SEVENTEENTH SUNDAY AFTER TRINITY
The idea of the Epistle and Gospel for this Sunday appears to be that
of gaining liberty and victory through becoming the humble servants of
Christ. St. Paul writes out of his prison, "I the prisoner of the
Lord," as he writes in another place, "Remember my bonds:" and one who
was in the bonds of an infirmity was brought to Christ, "and He took him,
and healed him, and let him go," setting him free from his disease on the
instant in a manner which cannot be explained by physiological science.

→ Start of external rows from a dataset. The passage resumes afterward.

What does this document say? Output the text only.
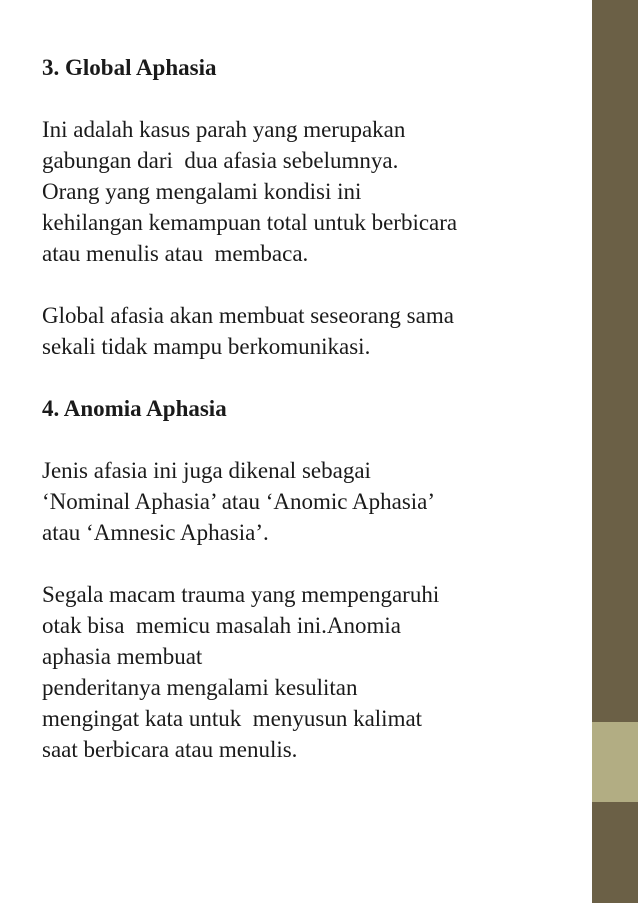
3. Global Aphasia
Ini adalah kasus parah yang merupakan
gabungan dari  dua afasia sebelumnya.
Orang yang mengalami kondisi ini
kehilangan kemampuan total untuk berbicara
atau menulis atau  membaca.
Global afasia akan membuat seseorang sama
sekali tidak mampu berkomunikasi.
4. Anomia Aphasia
Jenis afasia ini juga dikenal sebagai
‘Nominal Aphasia’ atau ‘Anomic Aphasia’
atau ‘Amnesic Aphasia’.
Segala macam trauma yang mempengaruhi
otak bisa  memicu masalah ini.Anomia
aphasia membuat
penderitanya mengalami kesulitan
mengingat kata untuk  menyusun kalimat
saat berbicara atau menulis.
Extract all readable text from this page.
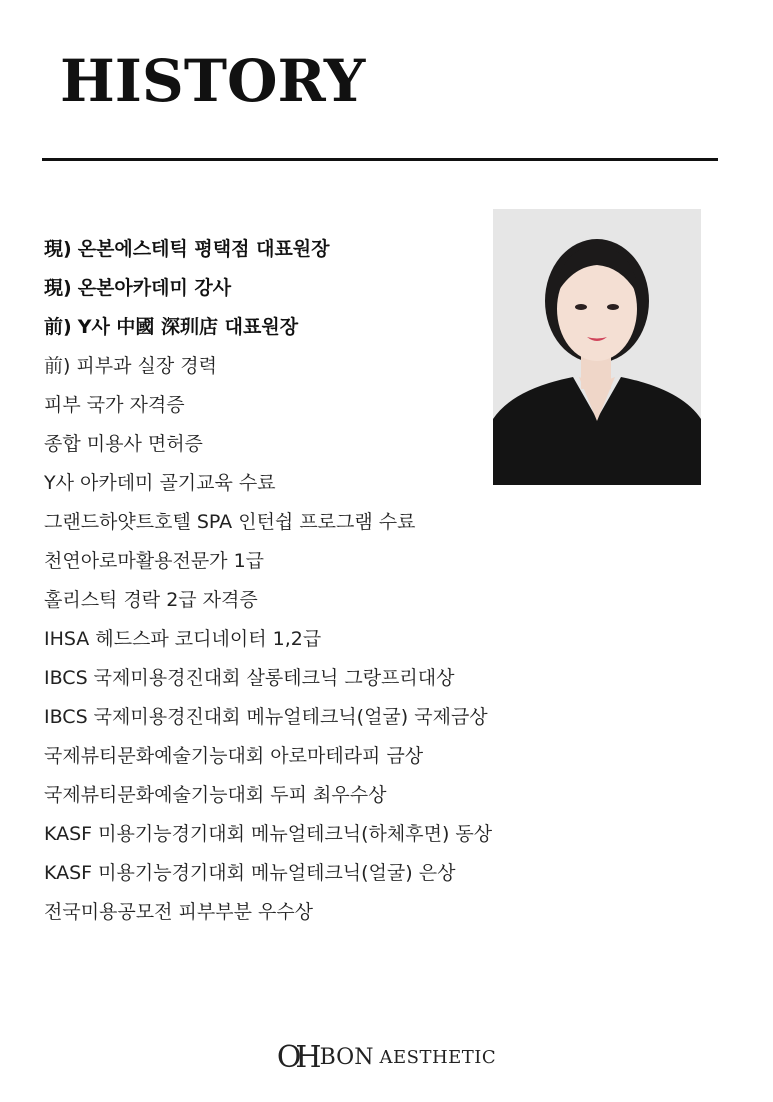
HISTORY
現) 온본에스테틱 평택점 대표원장
現) 온본아카데미 강사
前) Y사 中國 深玔店 대표원장
前) 피부과 실장 경력
피부 국가 자격증
종합 미용사 면허증
Y사 아카데미 골기교육 수료
그랜드하얏트호텔 SPA 인턴쉽 프로그램 수료
천연아로마활용전문가 1급
홀리스틱 경락 2급 자격증
IHSA 헤드스파 코디네이터 1,2급
IBCS 국제미용경진대회 살롱테크닉 그랑프리대상
IBCS 국제미용경진대회 메뉴얼테크닉(얼굴) 국제금상
국제뷰티문화예술기능대회 아로마테라피 금상
국제뷰티문화예술기능대회 두피 최우수상
KASF 미용기능경기대회 메뉴얼테크닉(하체후면) 동상
KASF 미용기능경기대회 메뉴얼테크닉(얼굴) 은상
전국미용공모전 피부부분 우수상
OH BON AESTHETIC
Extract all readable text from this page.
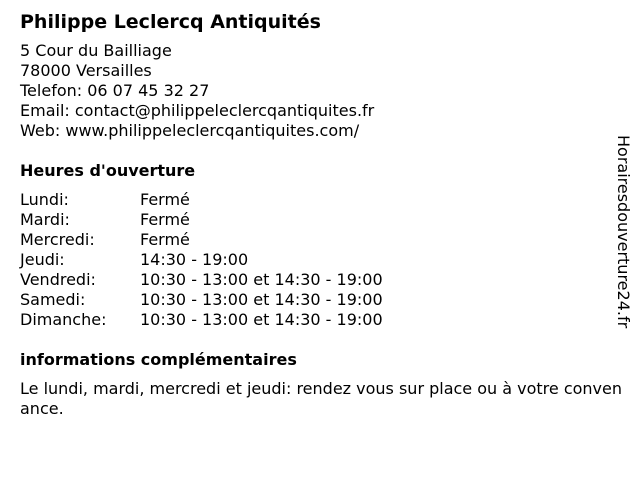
Philippe Leclercq Antiquités
5 Cour du Bailliage
78000 Versailles
Telefon: 06 07 45 32 27
Email: contact@philippeleclercqantiquites.fr
Web: www.philippeleclercqantiquites.com/
Heures d'ouverture
Lundi:	Fermé
Mardi:	Fermé
Mercredi:	Fermé
Jeudi:	14:30 - 19:00
Vendredi:	10:30 - 13:00 et 14:30 - 19:00
Samedi:	10:30 - 13:00 et 14:30 - 19:00
Dimanche:	10:30 - 13:00 et 14:30 - 19:00
informations complémentaires
Le lundi, mardi, mercredi et jeudi: rendez vous sur place ou à votre convenance.
Horairesdouverture24.fr
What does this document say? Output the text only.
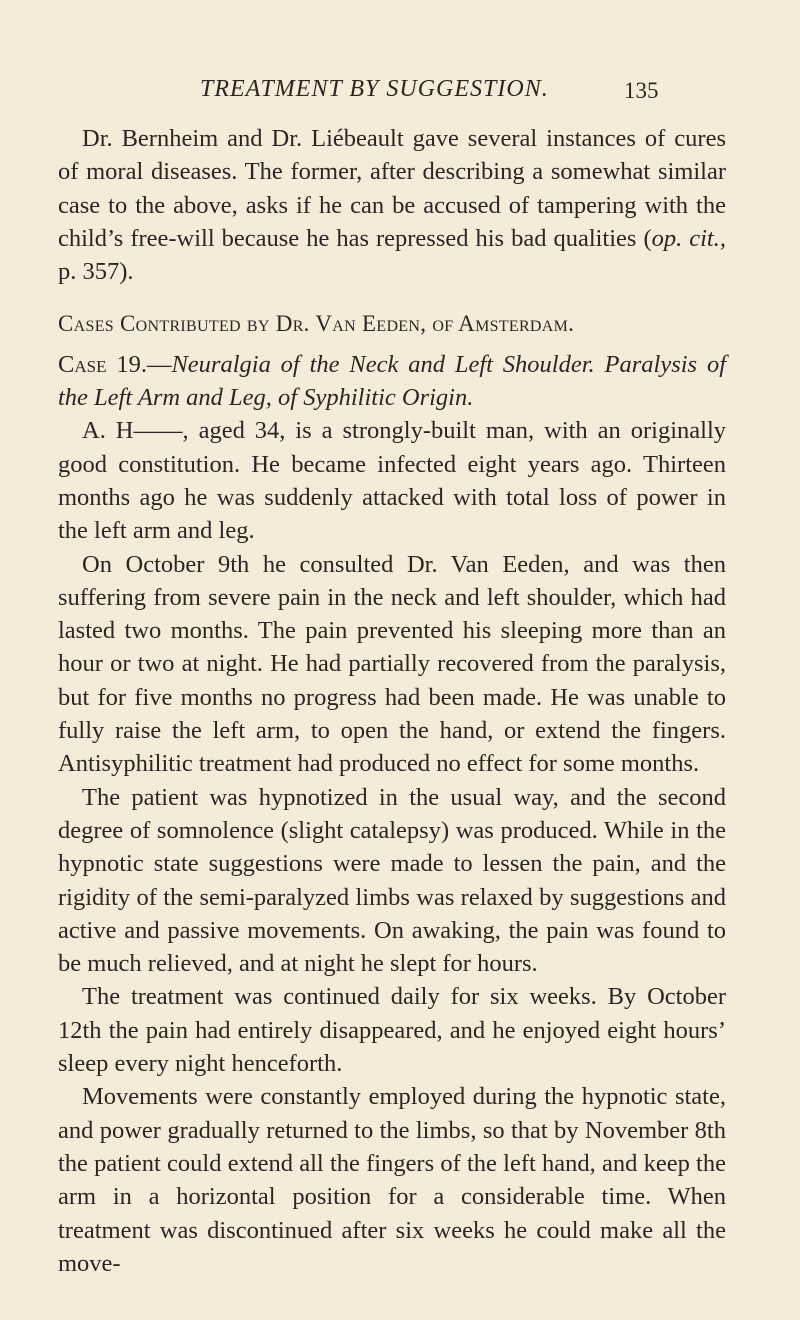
TREATMENT BY SUGGESTION.	135

Dr. Bernheim and Dr. Liébeault gave several instances of cures of moral diseases. The former, after describing a somewhat similar case to the above, asks if he can be accused of tampering with the child’s free-will because he has repressed his bad qualities (op. cit., p. 357).

Cases Contributed by Dr. Van Eeden, of Amsterdam.

Case 19.—Neuralgia of the Neck and Left Shoulder. Paralysis of the Left Arm and Leg, of Syphilitic Origin.

A. H——, aged 34, is a strongly-built man, with an originally good constitution. He became infected eight years ago. Thirteen months ago he was suddenly attacked with total loss of power in the left arm and leg.

On October 9th he consulted Dr. Van Eeden, and was then suffering from severe pain in the neck and left shoulder, which had lasted two months. The pain prevented his sleeping more than an hour or two at night. He had partially recovered from the paralysis, but for five months no progress had been made. He was unable to fully raise the left arm, to open the hand, or extend the fingers. Antisyphilitic treatment had produced no effect for some months.

The patient was hypnotized in the usual way, and the second degree of somnolence (slight catalepsy) was produced. While in the hypnotic state suggestions were made to lessen the pain, and the rigidity of the semi-paralyzed limbs was relaxed by suggestions and active and passive movements. On awaking, the pain was found to be much relieved, and at night he slept for hours.

The treatment was continued daily for six weeks. By October 12th the pain had entirely disappeared, and he enjoyed eight hours’ sleep every night henceforth.

Movements were constantly employed during the hypnotic state, and power gradually returned to the limbs, so that by November 8th the patient could extend all the fingers of the left hand, and keep the arm in a horizontal position for a considerable time. When treatment was discontinued after six weeks he could make all the move-
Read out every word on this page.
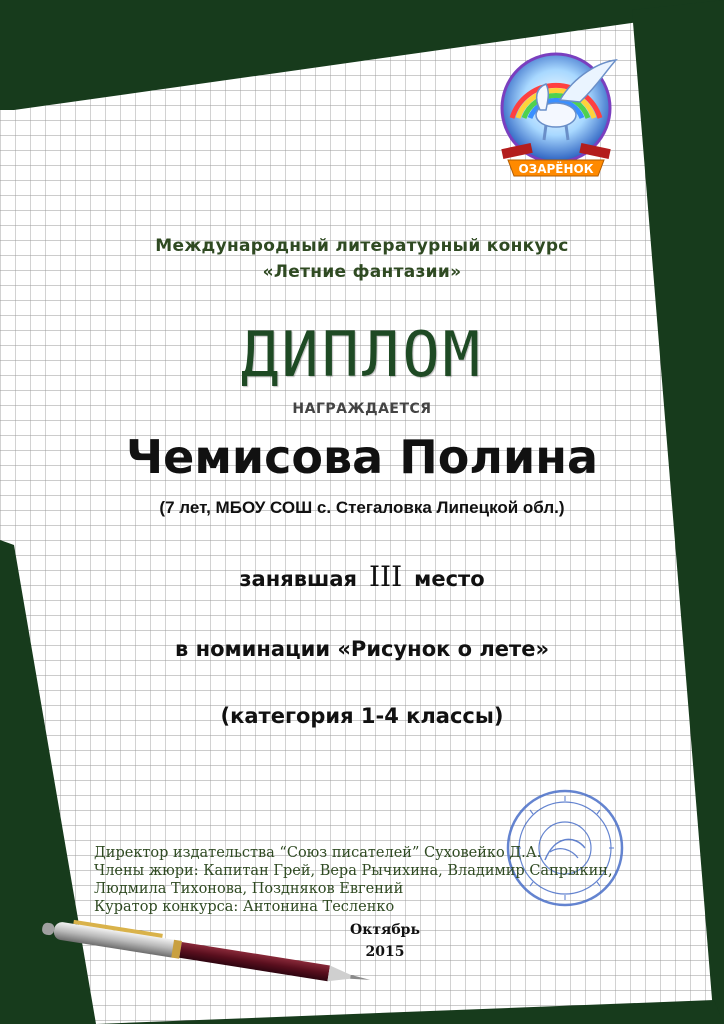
ОЗАРЁНОК
Международный литературный конкурс
«Летние фантазии»
ДИПЛОМ
НАГРАЖДАЕТСЯ
Чемисова Полина
(7 лет, МБОУ СОШ с. Стегаловка Липецкой обл.)
занявшая III место
в номинации «Рисунок о лете»
(категория 1-4 классы)
Директор издательства “Союз писателей” Суховейко Д.А.
Члены жюри: Капитан Грей, Вера Рычихина, Владимир Сапрыкин,
Людмила Тихонова, Поздняков Евгений
Куратор конкурса: Антонина Тесленко
Октябрь
2015
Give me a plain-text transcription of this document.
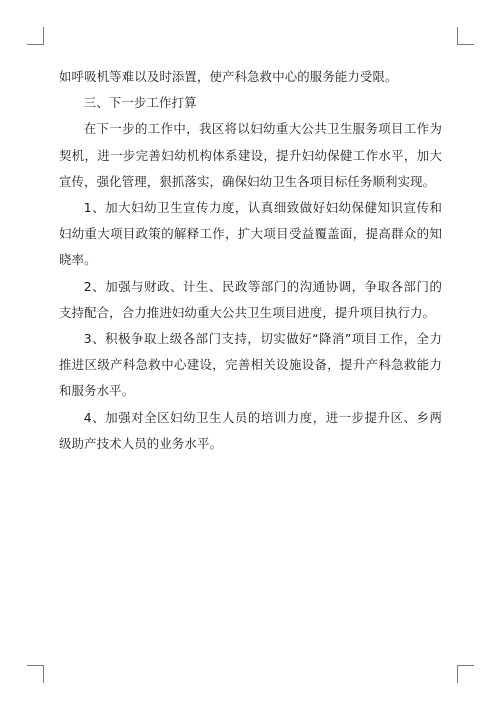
如呼吸机等难以及时添置，使产科急救中心的服务能力受限。

三、下一步工作打算

在下一步的工作中，我区将以妇幼重大公共卫生服务项目工作为契机，进一步完善妇幼机构体系建设，提升妇幼保健工作水平，加大宣传，强化管理，狠抓落实，确保妇幼卫生各项目标任务顺利实现。

1、加大妇幼卫生宣传力度，认真细致做好妇幼保健知识宣传和妇幼重大项目政策的解释工作，扩大项目受益覆盖面，提高群众的知晓率。

2、加强与财政、计生、民政等部门的沟通协调，争取各部门的支持配合，合力推进妇幼重大公共卫生项目进度，提升项目执行力。

3、积极争取上级各部门支持，切实做好“降消”项目工作，全力推进区级产科急救中心建设，完善相关设施设备，提升产科急救能力和服务水平。

4、加强对全区妇幼卫生人员的培训力度，进一步提升区、乡两级助产技术人员的业务水平。
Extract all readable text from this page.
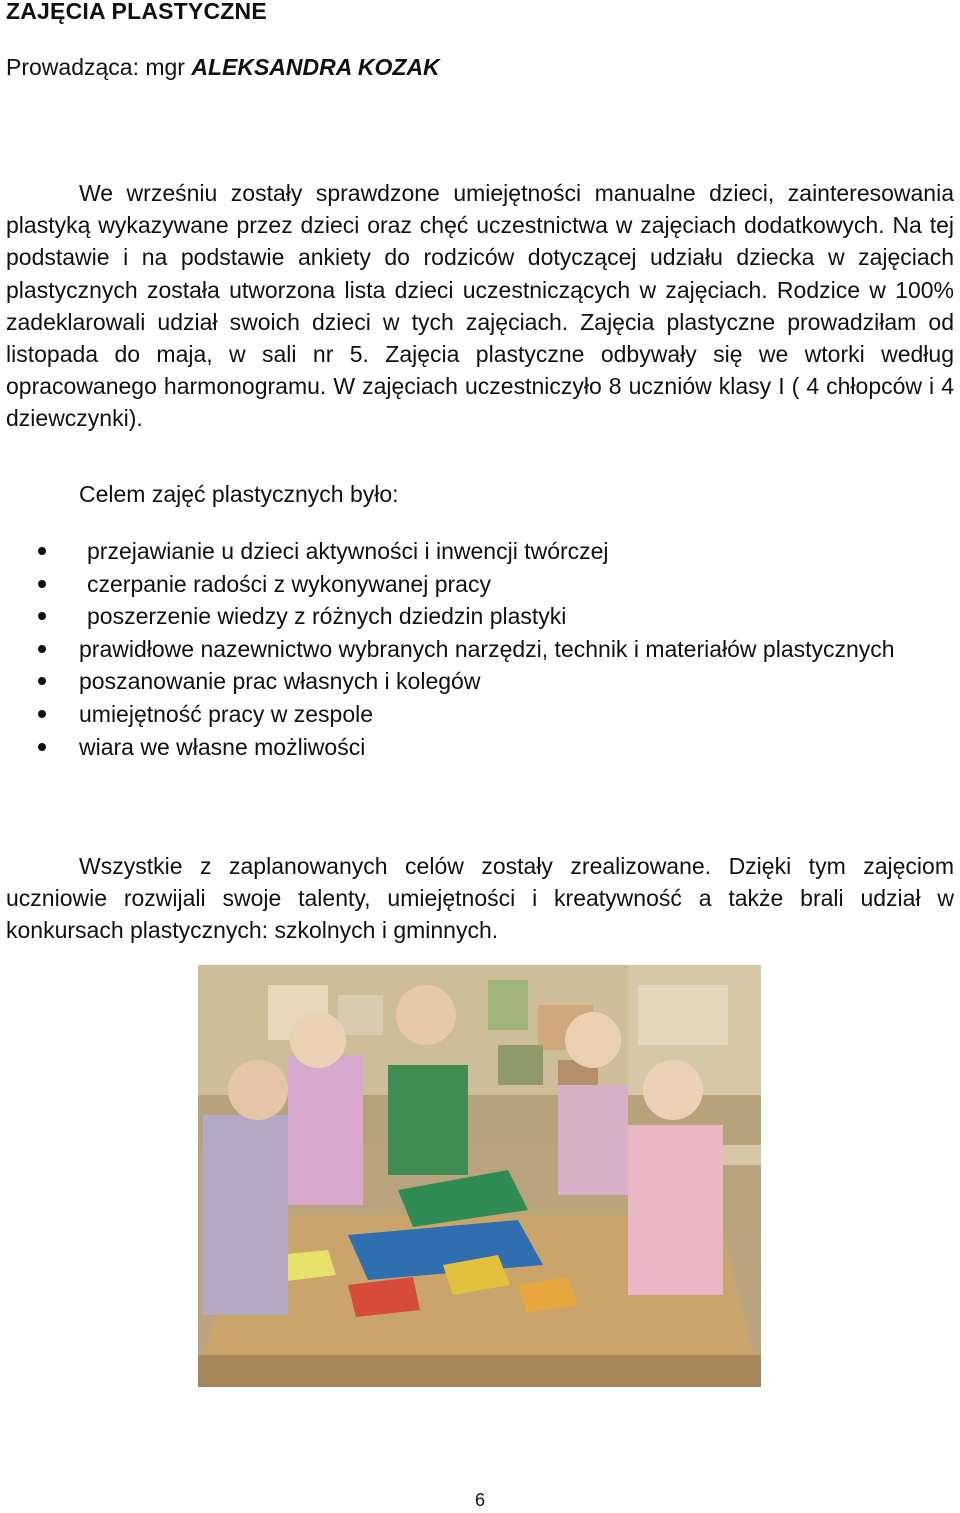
ZAJĘCIA PLASTYCZNE
Prowadząca: mgr ALEKSANDRA KOZAK

We wrześniu zostały sprawdzone umiejętności manualne dzieci, zainteresowania plastyką wykazywane przez dzieci oraz chęć uczestnictwa w zajęciach dodatkowych. Na tej podstawie i na podstawie ankiety do rodziców dotyczącej udziału dziecka w zajęciach plastycznych została utworzona lista dzieci uczestniczących w zajęciach. Rodzice w 100% zadeklarowali udział swoich dzieci w tych zajęciach. Zajęcia plastyczne prowadziłam od listopada do maja, w sali nr 5. Zajęcia plastyczne odbywały się we wtorki według opracowanego harmonogramu. W zajęciach uczestniczyło 8 uczniów klasy I ( 4 chłopców i 4 dziewczynki).

Celem zajęć plastycznych było:

przejawianie u dzieci aktywności i inwencji twórczej
czerpanie radości z wykonywanej pracy
poszerzenie wiedzy z różnych dziedzin plastyki
prawidłowe nazewnictwo wybranych narzędzi, technik i materiałów plastycznych
poszanowanie prac własnych i kolegów
umiejętność pracy w zespole
wiara we własne możliwości

Wszystkie z zaplanowanych celów zostały zrealizowane. Dzięki tym zajęciom uczniowie rozwijali swoje talenty, umiejętności i kreatywność a także brali udział w konkursach plastycznych: szkolnych i gminnych.

6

Afterwards our Lord speaks of the humane work of setting free on the Sabbath
an ox or an ass that had fallen into a pit; and of one being bidden to
go up higher through his humility in taking the lowest room at a wedding
feast. All these may be taken as illustrations of the way in which
our Lord's service becomes perfect freedom to those who humbly take His
yoke upon them. They offer also a further illustration of the principle
stated in the end of the Epistle, "There is one body and one Spirit, even
as ye are called in one hope of your calling; one Lord, one faith, one
baptism, one God and Father of all, Who is above all, and through all,
and in you all." This principle is of a restrictive character: bringing
the world out of a free worship of many gods to the worship of One; limiting
it to one faith, and to one only means of initiation into the family of
the one God. The idea conveyed is one of a bondage to rule and law
which leaves no room for invention or wild developement and speculation.
But as Christ reigned from the Cross; as St. Paul governed the churches
of Ephesus and other cities from his prison in Rome; as one who sits down
in the lowest room will hear the Host say to him, "Friend, go up higher;"
so limitations and restrictions of this kind are a means of real spiritual
freedom, however much they may seem an irksome bondage to those who regard
them superficially. The Christian who worships the One God is more
free than the heathen who worshipped many; and the believer in a Faith
once for all given is more free than he who is continually looking for
new developments and open to the bondage of every novel speculation.